Глава 11

В полдень к заставе подъехали две тройки лошадей, с четырьмя хлопчиками в каждой, отличавшихся чисто медвежьей силой. Все они были переодеты и хорошо вооружены. Главным у них был рыжий Лыков, околоточный, что оказал хорошее содействие при задержании Тихонова в публичном доме.

После общих размышлений остановились на следующем: ехать на этих тройках, конечно, без бубенчиков, отвести их за околицу слободы, оставить при них двух полицейских. Третий должен будет залечь в той де рытвине, в которой пролежал давеча я, выжидая появления Селиванова. Я же с другими буду хорониться на задах дома Зубкова.

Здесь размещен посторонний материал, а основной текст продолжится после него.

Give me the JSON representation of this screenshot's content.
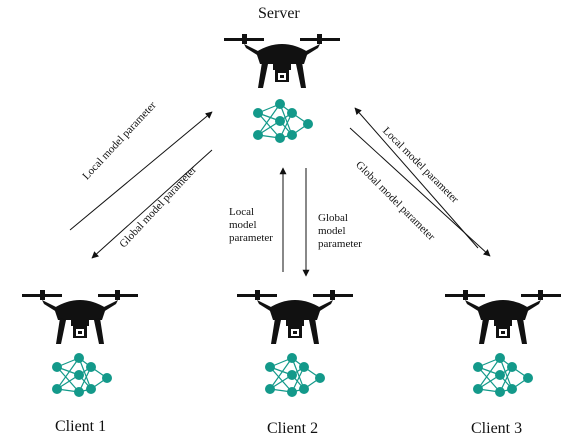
{
  "nodes": {
    "server": {
      "label": "Server"
    },
    "client1": {
      "label": "Client 1"
    },
    "client2": {
      "label": "Client 2"
    },
    "client3": {
      "label": "Client 3"
    }
  },
  "edges": {
    "left": {
      "up_label": "Local model parameter",
      "down_label": "Global model parameter"
    },
    "middle": {
      "up_label": [
        "Local",
        "model",
        "parameter"
      ],
      "down_label": [
        "Global",
        "model",
        "parameter"
      ]
    },
    "right": {
      "up_label": "Local model parameter",
      "down_label": "Global model parameter"
    }
  },
  "icons": {
    "drone": "drone-icon",
    "network": "neural-network-icon"
  },
  "colors": {
    "network_node": "#13998a",
    "ink": "#111111"
  }
}
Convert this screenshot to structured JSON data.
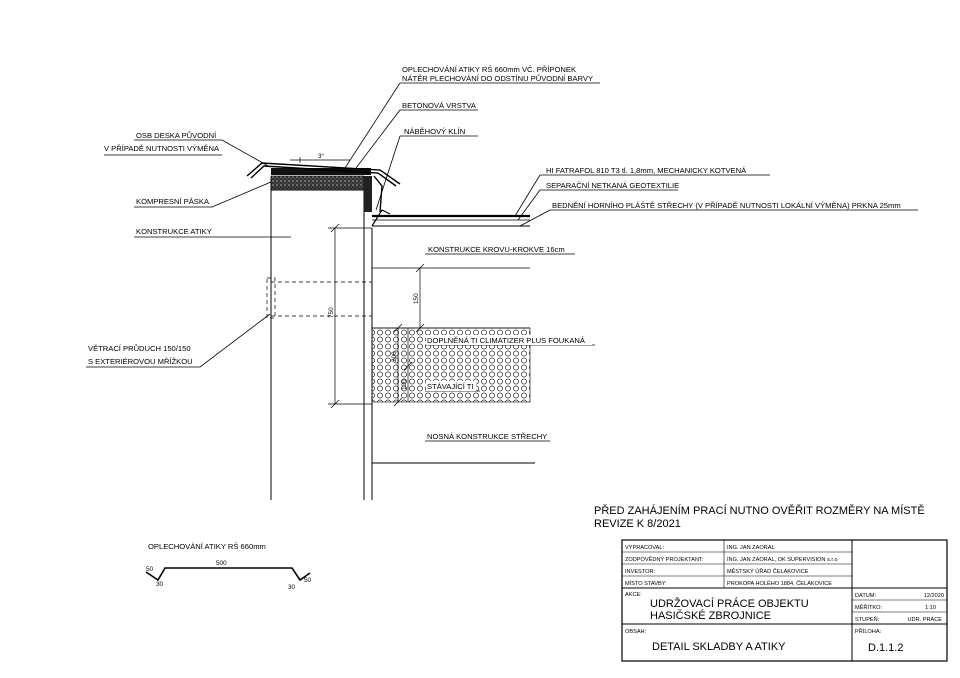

В начале первого часа ночи бесшумно выехали мы в Смоленскую слободу. Она спала. Ни в одном домике не светилось огня, за исключением харчевни, которая была заперта, но в одном окне виднелся свет лампы.

Выполнив свой план, я с пятью полицейскими тихо подошел к дому Зубкова, к которому примыкал крытый двор. Ни звука, ни шороха, ни искры света... Дом стоял мрачный, унылый, черный, как эта ночь.

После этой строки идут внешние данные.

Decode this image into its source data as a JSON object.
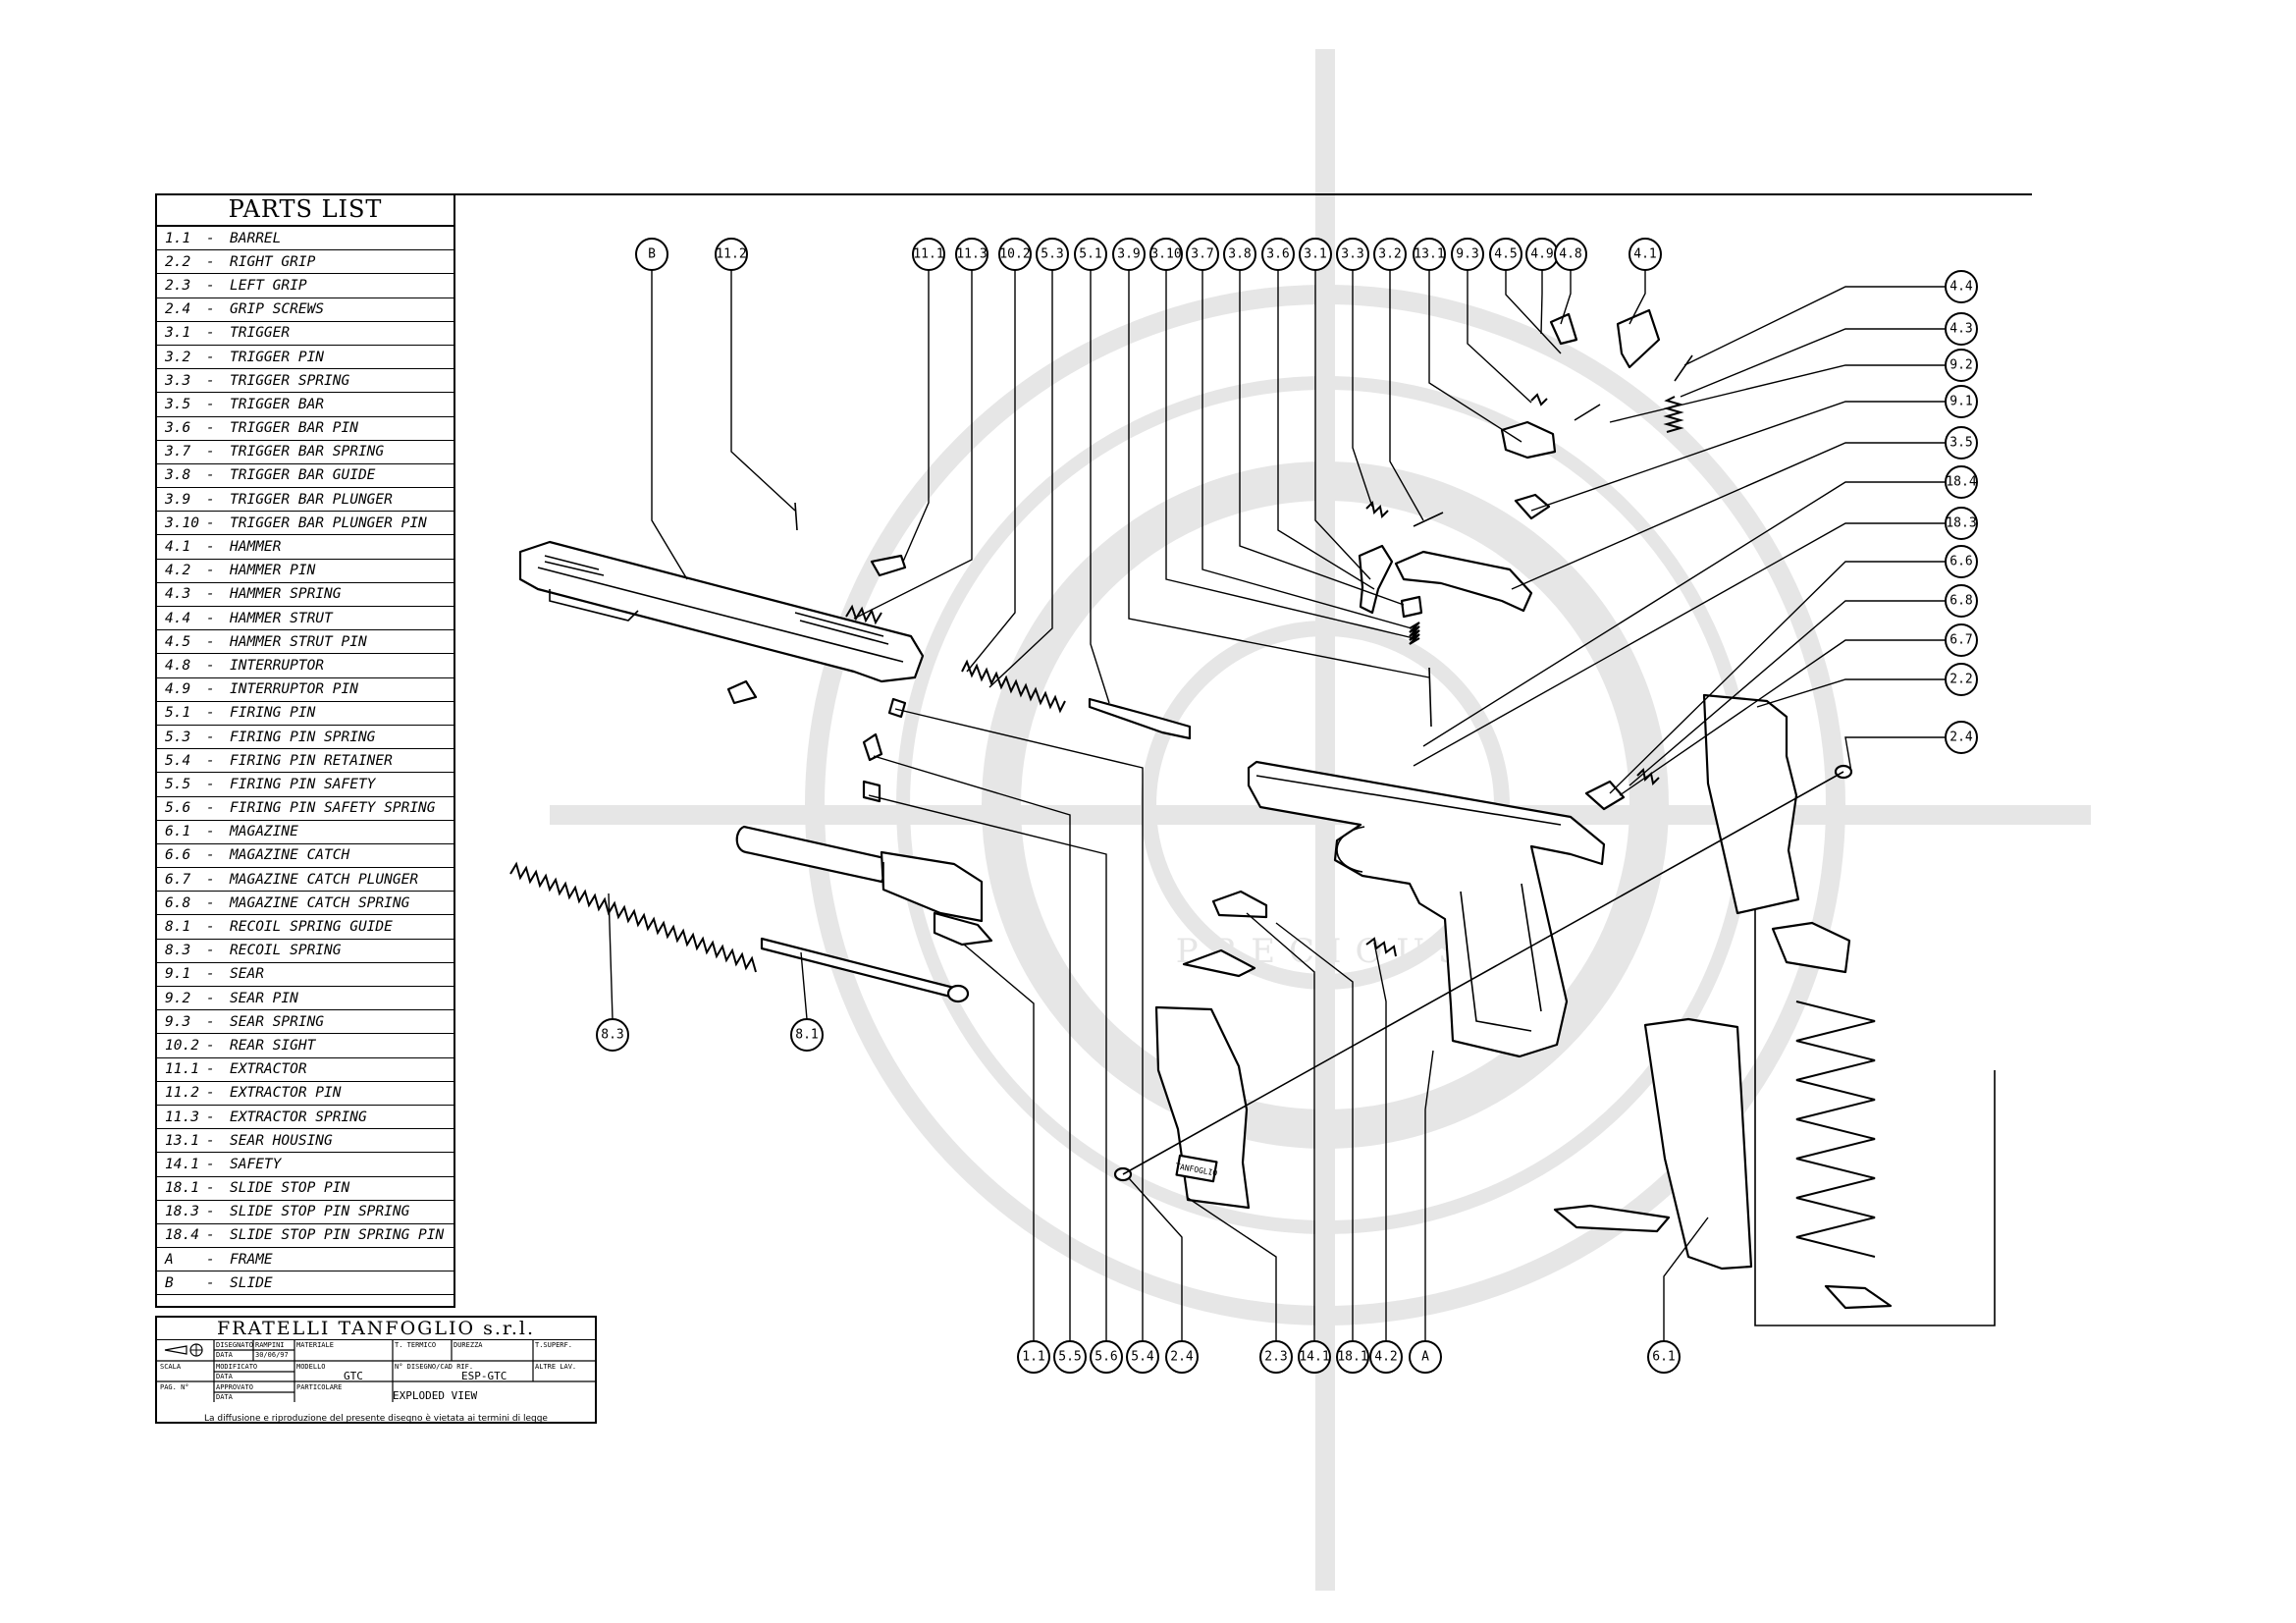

И вот тут - то, в первые минуты тоскливого ожидания, меня вдруг осенила новая мысль: а зачем ждать? Отчего нам не войти - путем хитрости - туда, в этот дом, арестовать сначала домовладельца Зубкова, а покончив с этим, мы там преспокойно будем ожидать прибытия Селиванова. Если только он не в доме. Нашему брату от этого только легче станется.

Я обошел дом. В нем было два хода - крыльца: переднее, выходящее на улицу, и заднее, выходящее на поле. Очевидно, дом разделен на две половины: в одной обитает сам Зубков, в другой – наш душегуб.

Объяснив шепотом мой план полицейским, троих из которых я послал охранять задний выход дома, я, вместе с Лыковым, смело подошел к двери, и громко, что было силы, ударил по нему кулаком.

- Егор Трофимович, ты штоль? – послышалось из дому.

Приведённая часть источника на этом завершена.